6. Schoenberg, Sibelius: Violin Concertos
Grammy-winning violinist Hilary Hahn was named America's best young classical musician by Time magazine in 2001. In many ways, she's still living up to that accolade. The main attraction on this disc is her soulful rendition of Sibelius' great violin concerto. But she also offers a rare chance to hear Arnold Schoenberg's lesser-known and challenging concerto. It's stunningly performed, and not as scary as you might think.
7. Chopin: The Piano Concertos
The Chinese pianist Lang Lang has achieved rock-star status in many circles, performing in the opening ceremony of the Beijing Olympics and being named to People magazine's 2008 list of the "Sexiest Men Alive." His first recording with the Vienna Philharmonic and Zubin Mehta offers sensitive renditions of Chopin's two great Piano Concertos.
8. Beethoven, Clement: Violin Concertos
When Rachel Barton Pine was 6, she remembers being allowed to stay up late to watch classical performances on PBS. That's where she saw Itzhak Perlman play Beethoven's violin concerto. She sensed that Beethoven's music was, as she calls it, "the pinnacle of violin concertos." On this recording, she shares her worthy interpretation of the piece, and pairs it with a performance of Franz Clement's Violin Concerto in D. It's a work that lay unperformed for some 200 years, and Barton Pine notes its remarkable "aesthetic similarities" to Beethoven's masterpiece, which was written one year later.

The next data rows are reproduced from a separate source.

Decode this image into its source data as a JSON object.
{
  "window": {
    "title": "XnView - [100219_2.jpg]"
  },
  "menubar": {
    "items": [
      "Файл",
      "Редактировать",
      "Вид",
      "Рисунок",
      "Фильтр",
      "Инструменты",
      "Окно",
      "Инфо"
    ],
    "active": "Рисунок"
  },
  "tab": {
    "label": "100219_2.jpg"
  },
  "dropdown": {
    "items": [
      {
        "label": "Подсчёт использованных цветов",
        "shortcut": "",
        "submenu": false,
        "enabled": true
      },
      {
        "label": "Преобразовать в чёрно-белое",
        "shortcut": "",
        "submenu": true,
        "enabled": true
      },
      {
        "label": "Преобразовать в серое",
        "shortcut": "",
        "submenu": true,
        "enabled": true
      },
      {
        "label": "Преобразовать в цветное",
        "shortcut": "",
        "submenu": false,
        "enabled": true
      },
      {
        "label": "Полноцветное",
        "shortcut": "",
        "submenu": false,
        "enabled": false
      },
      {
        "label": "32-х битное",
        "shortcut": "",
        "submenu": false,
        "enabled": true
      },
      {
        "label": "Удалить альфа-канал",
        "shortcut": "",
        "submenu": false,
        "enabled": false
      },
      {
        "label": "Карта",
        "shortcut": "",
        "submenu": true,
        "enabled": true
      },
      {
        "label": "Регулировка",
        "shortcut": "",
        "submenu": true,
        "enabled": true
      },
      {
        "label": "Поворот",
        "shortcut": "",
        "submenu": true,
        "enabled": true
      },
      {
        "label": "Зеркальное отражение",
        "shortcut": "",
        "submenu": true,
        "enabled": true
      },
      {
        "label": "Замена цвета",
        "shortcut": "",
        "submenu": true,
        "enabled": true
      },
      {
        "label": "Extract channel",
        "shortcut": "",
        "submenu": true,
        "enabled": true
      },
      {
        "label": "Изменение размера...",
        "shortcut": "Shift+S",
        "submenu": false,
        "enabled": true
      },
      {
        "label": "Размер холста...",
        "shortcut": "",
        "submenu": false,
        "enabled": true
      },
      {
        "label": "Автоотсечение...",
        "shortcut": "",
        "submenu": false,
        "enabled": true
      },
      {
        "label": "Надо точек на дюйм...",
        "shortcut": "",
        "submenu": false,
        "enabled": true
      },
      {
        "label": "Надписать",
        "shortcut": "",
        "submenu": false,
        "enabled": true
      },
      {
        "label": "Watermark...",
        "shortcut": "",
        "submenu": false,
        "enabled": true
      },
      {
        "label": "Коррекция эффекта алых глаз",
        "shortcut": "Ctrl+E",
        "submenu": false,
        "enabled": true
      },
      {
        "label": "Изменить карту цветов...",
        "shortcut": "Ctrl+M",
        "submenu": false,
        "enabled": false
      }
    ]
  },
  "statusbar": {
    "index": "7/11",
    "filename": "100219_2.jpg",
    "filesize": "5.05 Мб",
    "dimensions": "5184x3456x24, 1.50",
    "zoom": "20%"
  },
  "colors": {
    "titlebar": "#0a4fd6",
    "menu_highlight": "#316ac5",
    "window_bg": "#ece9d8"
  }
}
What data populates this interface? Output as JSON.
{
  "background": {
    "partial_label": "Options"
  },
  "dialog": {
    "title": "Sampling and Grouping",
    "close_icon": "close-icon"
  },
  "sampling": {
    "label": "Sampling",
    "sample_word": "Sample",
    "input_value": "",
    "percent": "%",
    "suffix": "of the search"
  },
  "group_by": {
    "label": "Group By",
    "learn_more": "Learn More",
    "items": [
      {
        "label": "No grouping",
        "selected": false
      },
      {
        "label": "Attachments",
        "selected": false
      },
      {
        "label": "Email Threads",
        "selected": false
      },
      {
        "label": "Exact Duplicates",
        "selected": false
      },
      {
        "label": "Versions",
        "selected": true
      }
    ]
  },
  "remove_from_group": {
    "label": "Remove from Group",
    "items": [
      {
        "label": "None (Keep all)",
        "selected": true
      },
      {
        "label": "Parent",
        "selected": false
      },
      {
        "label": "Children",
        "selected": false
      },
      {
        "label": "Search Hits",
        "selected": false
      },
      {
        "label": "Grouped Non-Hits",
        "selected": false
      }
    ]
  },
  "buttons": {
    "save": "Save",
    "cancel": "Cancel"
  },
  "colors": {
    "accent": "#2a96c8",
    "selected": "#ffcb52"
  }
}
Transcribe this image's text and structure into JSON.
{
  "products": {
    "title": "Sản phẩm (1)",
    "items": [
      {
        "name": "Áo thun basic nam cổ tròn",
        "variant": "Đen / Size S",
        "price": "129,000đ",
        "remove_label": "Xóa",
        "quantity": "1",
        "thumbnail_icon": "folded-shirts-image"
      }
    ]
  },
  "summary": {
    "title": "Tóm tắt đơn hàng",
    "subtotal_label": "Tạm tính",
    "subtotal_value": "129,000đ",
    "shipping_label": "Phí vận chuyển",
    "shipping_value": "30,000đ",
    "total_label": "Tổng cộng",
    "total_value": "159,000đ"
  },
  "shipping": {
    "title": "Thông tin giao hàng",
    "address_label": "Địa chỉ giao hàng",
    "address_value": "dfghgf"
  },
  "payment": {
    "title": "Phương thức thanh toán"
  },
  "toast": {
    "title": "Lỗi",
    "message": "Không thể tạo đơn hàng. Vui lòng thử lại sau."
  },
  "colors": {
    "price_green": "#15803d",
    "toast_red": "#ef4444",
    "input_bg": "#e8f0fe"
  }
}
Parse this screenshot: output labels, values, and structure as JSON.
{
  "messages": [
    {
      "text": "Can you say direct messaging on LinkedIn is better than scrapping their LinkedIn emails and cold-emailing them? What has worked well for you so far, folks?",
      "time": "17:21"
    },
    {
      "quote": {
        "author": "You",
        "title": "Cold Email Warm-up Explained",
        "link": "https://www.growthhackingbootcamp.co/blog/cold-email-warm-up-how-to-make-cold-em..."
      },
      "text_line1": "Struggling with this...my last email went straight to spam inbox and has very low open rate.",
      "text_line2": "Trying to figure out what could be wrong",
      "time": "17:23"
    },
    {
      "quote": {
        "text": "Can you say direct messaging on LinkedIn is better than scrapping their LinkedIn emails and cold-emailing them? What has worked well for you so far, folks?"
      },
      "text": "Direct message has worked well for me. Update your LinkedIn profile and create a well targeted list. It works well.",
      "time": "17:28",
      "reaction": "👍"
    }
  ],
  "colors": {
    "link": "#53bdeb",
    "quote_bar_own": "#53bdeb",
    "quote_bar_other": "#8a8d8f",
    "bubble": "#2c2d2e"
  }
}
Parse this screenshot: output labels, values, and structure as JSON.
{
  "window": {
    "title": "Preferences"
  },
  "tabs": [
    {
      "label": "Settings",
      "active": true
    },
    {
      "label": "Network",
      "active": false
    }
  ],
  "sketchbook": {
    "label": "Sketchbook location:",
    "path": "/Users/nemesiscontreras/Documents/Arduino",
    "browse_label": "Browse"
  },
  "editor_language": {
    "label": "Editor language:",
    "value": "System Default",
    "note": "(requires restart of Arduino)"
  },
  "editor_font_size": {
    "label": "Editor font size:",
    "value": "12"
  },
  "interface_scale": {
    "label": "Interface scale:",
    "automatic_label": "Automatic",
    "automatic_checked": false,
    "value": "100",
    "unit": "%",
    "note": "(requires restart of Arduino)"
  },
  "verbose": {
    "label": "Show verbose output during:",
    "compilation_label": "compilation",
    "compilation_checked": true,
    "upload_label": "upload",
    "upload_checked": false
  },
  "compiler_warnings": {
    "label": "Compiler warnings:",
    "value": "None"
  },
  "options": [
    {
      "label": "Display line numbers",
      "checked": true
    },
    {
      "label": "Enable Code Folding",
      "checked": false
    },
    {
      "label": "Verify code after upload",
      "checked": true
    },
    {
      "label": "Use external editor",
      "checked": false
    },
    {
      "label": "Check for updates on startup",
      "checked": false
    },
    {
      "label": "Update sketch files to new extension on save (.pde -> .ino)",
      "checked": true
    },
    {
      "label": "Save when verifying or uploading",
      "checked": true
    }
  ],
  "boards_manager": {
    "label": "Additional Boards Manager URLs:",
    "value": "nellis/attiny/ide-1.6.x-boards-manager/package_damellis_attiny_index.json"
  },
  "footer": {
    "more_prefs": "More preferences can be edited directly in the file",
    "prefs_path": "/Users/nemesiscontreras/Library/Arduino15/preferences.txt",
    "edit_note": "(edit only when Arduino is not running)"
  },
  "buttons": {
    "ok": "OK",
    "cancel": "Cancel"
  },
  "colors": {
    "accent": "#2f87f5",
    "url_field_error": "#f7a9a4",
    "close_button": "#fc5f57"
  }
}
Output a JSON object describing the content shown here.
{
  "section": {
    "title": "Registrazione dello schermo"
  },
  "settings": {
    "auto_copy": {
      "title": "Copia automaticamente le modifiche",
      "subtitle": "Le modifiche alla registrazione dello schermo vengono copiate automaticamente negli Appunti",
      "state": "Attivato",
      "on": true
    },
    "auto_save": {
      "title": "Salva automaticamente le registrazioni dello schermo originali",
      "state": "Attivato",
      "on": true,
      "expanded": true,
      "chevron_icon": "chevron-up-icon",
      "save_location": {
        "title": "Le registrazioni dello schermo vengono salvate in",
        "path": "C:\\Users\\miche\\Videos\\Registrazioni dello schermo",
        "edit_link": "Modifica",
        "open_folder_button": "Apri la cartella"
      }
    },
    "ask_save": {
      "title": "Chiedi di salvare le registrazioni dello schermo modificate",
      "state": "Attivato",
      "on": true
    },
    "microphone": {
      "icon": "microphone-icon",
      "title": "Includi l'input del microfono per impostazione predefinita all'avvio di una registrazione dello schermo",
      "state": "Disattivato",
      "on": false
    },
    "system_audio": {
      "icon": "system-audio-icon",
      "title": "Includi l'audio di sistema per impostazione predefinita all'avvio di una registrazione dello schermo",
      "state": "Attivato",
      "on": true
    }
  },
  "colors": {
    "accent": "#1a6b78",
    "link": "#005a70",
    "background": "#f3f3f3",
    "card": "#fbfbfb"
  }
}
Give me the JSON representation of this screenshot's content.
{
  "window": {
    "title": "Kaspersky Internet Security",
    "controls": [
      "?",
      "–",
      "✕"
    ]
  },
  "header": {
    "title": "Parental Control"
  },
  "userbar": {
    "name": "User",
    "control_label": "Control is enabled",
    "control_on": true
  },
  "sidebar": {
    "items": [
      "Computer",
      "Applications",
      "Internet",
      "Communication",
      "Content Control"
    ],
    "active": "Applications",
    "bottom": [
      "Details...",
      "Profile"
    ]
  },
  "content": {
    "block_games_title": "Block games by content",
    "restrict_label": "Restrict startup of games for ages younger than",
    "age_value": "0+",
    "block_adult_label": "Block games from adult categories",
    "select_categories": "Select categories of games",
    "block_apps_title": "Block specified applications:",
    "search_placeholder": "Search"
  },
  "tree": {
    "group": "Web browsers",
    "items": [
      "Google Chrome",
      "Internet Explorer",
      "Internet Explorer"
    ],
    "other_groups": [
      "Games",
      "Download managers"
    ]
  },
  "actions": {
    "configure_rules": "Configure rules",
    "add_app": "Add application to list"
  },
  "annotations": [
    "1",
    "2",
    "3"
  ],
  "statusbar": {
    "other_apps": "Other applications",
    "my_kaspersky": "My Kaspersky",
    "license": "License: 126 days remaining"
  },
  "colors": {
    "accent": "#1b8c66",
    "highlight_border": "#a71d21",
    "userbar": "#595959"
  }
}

9. Beethoven: Piano Concerto No. 3
Olli Mustonen is something of an old-fashioned throwback to pianists of the 19th century. He's a triple-threat musician who plays, conducts and composes. In 2003, the Finnish musician was named conductor of the Tapiola Sinfonietta, and on this excellent recording, he combines at least two of his talents, conducting from the keyboard a fresh rendition of Beethoven's Piano Concerto No. 3.
10. Anna Netrebko - Souvenirs
In 2007, Anna Netrebko became the first opera singer ever to be named to the Time 100 list -- the magazine's survey of the most influential people in the world. Ranging from operetta classics and salon songs to German lieder and various vocal bon-bons, each selection on this new recording holds a cherished place in Netrebko's memory. She even includes the first piece she learned as a teenage student: Grieg's touching "Solveig's Song," from Peer Gynt.